Pekmezci Murat, Theologis Alexander A, Dionisio Robert, Mackersie Robert, McClellan R Trigg
Department of Orthopaedic surgery, Orthopaedic Trauma Institute, University of California-San Francisco (UCSF)/San Francisco General Hospital (SFGH), 2550 23rd St, Bldg 9, 2nd Floor, San Francisco, CA 94110, USA.
Department of Orthopaedic surgery, Orthopaedic Trauma Institute, University of California-San Francisco (UCSF)/San Francisco General Hospital (SFGH), 2550 23rd St, Bldg 9, 2nd Floor, San Francisco, CA 94110, USA.
Spine J. 2015 Mar 1;15(3):398-404. doi: 10.1016/j.spinee.2014.12.142. Epub 2014 Dec 27.
Cervical spine clearance protocols were developed to standardize the clearance of the cervical spine after blunt trauma and prevent secondary neurologic injuries. The degree of incorporation of evidence-based guidelines into protocols at trauma centers in California is unknown.
To evaluate the cervical spine clearance protocols in all trauma centers of California.
An observational cross-sectional study.
Included from Level I, II, III trauma centers in California.
The self-reported outcomes of each trauma center's cervical spine clearance protocols were assessed.
Level I (n=15), II (n=30), and III (n=11) trauma centers in California were contacted. Each available protocol was reviewed for four scenarios: clearing the asymptomatic patient, the initial imaging modality used in patients not amenable to clinical clearance, and the management strategies for patients with persistent neck pain with a negative computed tomography (CT) scan and those who are obtunded. Results were compared with the 2009 Eastern Association for the Surgery of Trauma (EAST) cervical spine clearance guidelines.
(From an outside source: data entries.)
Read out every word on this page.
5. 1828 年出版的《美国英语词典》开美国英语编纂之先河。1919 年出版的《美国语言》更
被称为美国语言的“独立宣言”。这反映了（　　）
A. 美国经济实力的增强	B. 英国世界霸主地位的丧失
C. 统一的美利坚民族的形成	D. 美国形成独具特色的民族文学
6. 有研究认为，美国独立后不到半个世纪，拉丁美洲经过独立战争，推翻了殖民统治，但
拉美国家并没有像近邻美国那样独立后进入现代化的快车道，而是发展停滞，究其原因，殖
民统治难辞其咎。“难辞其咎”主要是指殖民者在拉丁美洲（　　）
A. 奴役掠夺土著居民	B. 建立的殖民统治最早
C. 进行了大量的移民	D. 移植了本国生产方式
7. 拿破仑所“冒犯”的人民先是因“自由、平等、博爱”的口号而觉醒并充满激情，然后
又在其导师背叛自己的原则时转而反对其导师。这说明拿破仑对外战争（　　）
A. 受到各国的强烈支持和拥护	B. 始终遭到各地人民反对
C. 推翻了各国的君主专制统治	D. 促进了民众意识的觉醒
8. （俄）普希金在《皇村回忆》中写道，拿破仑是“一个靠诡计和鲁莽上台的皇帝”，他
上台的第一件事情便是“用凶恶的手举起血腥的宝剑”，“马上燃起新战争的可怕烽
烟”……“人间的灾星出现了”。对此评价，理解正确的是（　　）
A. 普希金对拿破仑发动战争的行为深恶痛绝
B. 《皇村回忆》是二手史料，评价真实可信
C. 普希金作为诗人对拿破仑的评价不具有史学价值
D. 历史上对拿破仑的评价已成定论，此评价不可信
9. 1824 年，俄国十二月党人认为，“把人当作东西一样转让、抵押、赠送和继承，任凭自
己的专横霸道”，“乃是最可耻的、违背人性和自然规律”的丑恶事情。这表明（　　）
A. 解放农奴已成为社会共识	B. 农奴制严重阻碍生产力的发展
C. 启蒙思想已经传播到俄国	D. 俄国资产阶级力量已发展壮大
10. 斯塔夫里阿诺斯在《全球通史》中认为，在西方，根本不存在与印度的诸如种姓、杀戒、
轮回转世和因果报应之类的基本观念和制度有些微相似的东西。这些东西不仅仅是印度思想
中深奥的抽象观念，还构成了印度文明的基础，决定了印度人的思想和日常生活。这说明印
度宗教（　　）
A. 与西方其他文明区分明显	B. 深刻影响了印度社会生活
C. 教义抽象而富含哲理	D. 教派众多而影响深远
The response rate was 96%. Sixty-three percent of California's trauma centers (Level I, 93%; Level II, 60%; Level III, 27%) had written cervical spine clearance protocols. For asymptomatic patients, 83% of Level I and 61% of Level II centers used National Emergency X-Radiography Utilization Study criteria with/without painless range of motion. For those requiring imaging, 67% of Level I and 56% of Level II centers stated a CT scan should be the first line of imaging. For obtunded patients and patients with persistent neck pain and a negative CT scan, more than 90% of Level I and more than 70% of Level II trauma centers incorporated the 2009 EAST recommendations. No institution recommended passive flexion-extension radiographs for the obtunded patient.
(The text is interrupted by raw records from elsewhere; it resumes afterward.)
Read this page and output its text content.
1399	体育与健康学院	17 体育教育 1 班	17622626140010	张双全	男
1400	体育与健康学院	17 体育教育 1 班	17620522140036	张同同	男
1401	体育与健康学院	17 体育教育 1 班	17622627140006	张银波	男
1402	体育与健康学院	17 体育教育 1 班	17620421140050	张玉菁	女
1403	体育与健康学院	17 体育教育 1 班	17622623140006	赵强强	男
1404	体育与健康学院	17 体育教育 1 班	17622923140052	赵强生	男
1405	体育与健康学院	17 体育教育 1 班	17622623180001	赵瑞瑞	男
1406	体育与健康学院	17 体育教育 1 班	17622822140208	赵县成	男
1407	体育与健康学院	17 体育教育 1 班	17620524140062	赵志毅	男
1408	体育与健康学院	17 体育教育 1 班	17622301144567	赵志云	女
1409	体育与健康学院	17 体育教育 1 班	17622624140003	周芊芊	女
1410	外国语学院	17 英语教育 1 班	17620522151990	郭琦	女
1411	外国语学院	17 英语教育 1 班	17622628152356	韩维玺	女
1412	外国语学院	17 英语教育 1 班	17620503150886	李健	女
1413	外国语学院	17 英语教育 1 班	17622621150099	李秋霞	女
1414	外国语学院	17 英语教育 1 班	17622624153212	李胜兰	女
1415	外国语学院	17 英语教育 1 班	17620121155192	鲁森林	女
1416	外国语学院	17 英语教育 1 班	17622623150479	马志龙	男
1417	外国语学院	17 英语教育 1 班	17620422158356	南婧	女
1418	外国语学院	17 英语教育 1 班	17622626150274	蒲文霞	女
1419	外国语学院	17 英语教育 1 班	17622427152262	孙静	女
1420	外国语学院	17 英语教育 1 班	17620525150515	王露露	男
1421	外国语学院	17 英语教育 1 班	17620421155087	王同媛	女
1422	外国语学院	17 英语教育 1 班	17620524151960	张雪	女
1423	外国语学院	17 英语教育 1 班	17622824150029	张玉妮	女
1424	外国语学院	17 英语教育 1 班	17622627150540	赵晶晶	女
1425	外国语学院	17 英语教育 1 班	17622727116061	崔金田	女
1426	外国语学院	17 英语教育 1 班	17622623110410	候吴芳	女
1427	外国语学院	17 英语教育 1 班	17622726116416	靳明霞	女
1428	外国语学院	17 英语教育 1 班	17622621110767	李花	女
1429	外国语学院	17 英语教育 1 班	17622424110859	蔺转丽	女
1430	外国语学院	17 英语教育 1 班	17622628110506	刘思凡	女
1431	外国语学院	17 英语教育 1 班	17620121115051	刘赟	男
Written cervical spine clearance protocols exist in 63% of California's trauma centers and only 51% of the centers have protocols that follow current evidence-based guidelines. Standardization and utilization of these protocols should be encouraged to prevent missed injuries and secondary neurologic injuries.
颈椎评估方案旨在规范钝性创伤后颈椎的评估流程,预防继发性神经损伤。目前尚不清楚加利福尼亚州创伤中心将循证指南纳入方案的程度。
评估加利福尼亚州所有创伤中心的颈椎评估方案。
一项观察性横断面研究。
纳入加利福尼亚州的I级、II级、III级创伤中心。
评估各创伤中心颈椎评估方案的自我报告结果。
联系了加利福尼亚州的I级(n = 15)、II级(n = 30)和III级(n = 11)创伤中心。对每个可用方案针对四种情况进行审查:评估无症状患者、对不适合临床评估的患者使用的初始影像学检查方法,以及对CT扫描阴性但持续颈部疼痛的患者和昏迷患者的管理策略。将结果与2009年东部创伤外科学会(EAST)颈椎评估指南进行比较。
回复率为96%。加利福尼亚州63%的创伤中心(I级为93%;II级为60%;III级为27%)制定了书面颈椎评估方案。对于无症状患者,83%的I级中心和61%的II级中心使用了国家急诊X线摄影利用研究标准,无论有无无痛活动范围。对于需要影像学检查的患者,67%的I级中心和56%的II级中心表示CT扫描应作为首选影像学检查。对于昏迷患者以及CT扫描阴性但持续颈部疼痛的患者,超过90%的I级创伤中心和超过70%的II级创伤中心纳入了2009年EAST的建议。没有机构建议对昏迷患者进行被动屈伸位X线片检查。
加利福尼亚州63%的创伤中心制定了书面颈椎评估方案,只有51%的中心制定了遵循当前循证指南的方案。应鼓励这些方案的标准化和应用,以防止漏诊损伤和继发性神经损伤。